How do I ensure that re.findall() stops at the right place? - python

Here is the code I have:
a='<title>aaa</title><title>aaa2</title><title>aaa3</title>'
import re
re.findall(r'<(title)>(.*)<(/title)>', a)
The result is:
[('title', 'aaa</title><title>aaa2</title><title>aaa3', '/title')]
If I ever designed a crawler to get me titles of web sites, I might end up with something like this rather than a title for the web site.
My question is, how do I limit findall to a single <title></title>?

Use re.search instead of re.findall if you only want one match:
>>> s = '<title>aaa</title><title>aaa2</title><title>aaa3</title>'
>>> import re
>>> re.search('<title>(.*?)</title>', s).group(1)
'aaa'
If you wanted all tags, then you should consider changing it to be non-greedy (ie - .*?):
print re.findall(r'<title>(.*?)</title>', s)
# ['aaa', 'aaa2', 'aaa3']
But really consider using BeautifulSoup or lxml or similar to parse HTML.

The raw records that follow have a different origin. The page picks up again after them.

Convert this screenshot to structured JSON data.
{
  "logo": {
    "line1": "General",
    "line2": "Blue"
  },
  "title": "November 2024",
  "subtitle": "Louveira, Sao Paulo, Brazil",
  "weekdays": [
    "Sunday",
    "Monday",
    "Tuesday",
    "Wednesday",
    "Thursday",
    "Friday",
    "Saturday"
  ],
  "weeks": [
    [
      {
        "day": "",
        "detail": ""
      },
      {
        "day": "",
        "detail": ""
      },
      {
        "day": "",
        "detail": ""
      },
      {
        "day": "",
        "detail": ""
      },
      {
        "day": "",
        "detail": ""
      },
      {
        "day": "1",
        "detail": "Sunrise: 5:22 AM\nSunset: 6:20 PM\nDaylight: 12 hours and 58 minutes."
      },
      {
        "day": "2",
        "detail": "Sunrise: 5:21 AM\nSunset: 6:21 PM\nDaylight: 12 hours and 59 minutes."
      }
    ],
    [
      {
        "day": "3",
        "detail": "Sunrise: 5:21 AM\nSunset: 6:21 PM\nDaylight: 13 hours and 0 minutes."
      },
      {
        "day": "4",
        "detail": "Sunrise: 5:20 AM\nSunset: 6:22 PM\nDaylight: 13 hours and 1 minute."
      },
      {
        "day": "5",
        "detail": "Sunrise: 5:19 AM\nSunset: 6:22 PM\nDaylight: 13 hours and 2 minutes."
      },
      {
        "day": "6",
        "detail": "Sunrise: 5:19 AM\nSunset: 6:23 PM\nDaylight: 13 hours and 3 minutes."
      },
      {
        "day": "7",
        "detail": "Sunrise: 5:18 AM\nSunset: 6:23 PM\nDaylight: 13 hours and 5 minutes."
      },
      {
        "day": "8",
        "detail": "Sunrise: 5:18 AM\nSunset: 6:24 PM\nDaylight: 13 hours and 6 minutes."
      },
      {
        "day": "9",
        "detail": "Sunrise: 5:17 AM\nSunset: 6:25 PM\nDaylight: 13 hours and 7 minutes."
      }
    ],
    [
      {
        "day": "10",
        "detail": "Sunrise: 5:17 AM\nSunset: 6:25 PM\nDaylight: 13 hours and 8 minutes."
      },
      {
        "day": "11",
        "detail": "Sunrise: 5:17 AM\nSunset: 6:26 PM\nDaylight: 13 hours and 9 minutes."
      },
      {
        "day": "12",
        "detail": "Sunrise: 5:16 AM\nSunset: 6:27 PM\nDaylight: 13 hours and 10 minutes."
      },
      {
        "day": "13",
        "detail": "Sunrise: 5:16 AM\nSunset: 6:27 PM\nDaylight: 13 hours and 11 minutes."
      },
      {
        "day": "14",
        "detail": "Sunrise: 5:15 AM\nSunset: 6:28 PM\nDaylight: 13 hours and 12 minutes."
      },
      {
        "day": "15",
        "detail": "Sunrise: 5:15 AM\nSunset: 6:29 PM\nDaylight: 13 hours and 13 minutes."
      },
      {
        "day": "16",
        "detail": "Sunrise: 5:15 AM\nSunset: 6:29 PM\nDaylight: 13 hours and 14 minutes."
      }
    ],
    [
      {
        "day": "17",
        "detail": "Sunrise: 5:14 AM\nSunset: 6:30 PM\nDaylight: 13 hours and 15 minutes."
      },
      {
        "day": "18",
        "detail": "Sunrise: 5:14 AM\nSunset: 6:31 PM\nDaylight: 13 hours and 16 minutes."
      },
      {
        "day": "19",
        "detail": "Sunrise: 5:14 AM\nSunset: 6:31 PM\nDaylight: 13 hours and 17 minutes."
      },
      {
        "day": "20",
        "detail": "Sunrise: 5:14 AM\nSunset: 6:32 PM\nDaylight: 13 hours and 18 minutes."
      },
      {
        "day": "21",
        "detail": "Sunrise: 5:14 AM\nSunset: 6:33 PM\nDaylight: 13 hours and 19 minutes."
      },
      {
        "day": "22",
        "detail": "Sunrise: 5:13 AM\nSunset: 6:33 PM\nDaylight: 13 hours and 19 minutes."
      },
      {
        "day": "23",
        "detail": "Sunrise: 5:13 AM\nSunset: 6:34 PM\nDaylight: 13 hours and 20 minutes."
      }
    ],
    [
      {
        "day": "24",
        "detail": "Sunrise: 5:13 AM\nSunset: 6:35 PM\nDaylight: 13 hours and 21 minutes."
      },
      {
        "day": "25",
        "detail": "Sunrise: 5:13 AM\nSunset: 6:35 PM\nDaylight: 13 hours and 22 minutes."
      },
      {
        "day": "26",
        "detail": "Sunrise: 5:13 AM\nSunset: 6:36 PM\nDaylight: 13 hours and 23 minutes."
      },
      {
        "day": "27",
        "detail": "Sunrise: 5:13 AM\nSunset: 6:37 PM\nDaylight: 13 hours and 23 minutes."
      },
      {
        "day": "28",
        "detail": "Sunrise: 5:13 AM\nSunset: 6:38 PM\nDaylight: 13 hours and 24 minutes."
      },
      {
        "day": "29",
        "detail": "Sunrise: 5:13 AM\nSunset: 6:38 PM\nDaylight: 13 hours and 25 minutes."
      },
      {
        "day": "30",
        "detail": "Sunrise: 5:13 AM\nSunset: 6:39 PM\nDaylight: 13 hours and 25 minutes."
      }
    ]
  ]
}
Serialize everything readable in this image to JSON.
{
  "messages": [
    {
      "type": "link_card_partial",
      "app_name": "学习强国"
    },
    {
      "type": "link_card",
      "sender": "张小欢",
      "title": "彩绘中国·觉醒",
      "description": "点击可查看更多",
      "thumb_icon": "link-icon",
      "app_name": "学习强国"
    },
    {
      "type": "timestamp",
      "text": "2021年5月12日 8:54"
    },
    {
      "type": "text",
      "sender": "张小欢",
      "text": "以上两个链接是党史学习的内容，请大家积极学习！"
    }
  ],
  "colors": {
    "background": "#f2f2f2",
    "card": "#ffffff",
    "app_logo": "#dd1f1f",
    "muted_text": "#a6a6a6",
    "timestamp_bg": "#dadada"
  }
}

Use a non-greedy search instead:
r'<(title)>(.*?)<(/title)>'
The question-mark says to match as few characters as possible. Now your findall() will return each of the results you want.
http://docs.python.org/2/howto/regex.html#greedy-versus-non-greedy

re.findall(r'<(title)>(.*?)<(/title)>', a)
Add a ? after the *, so it will be non-greedy.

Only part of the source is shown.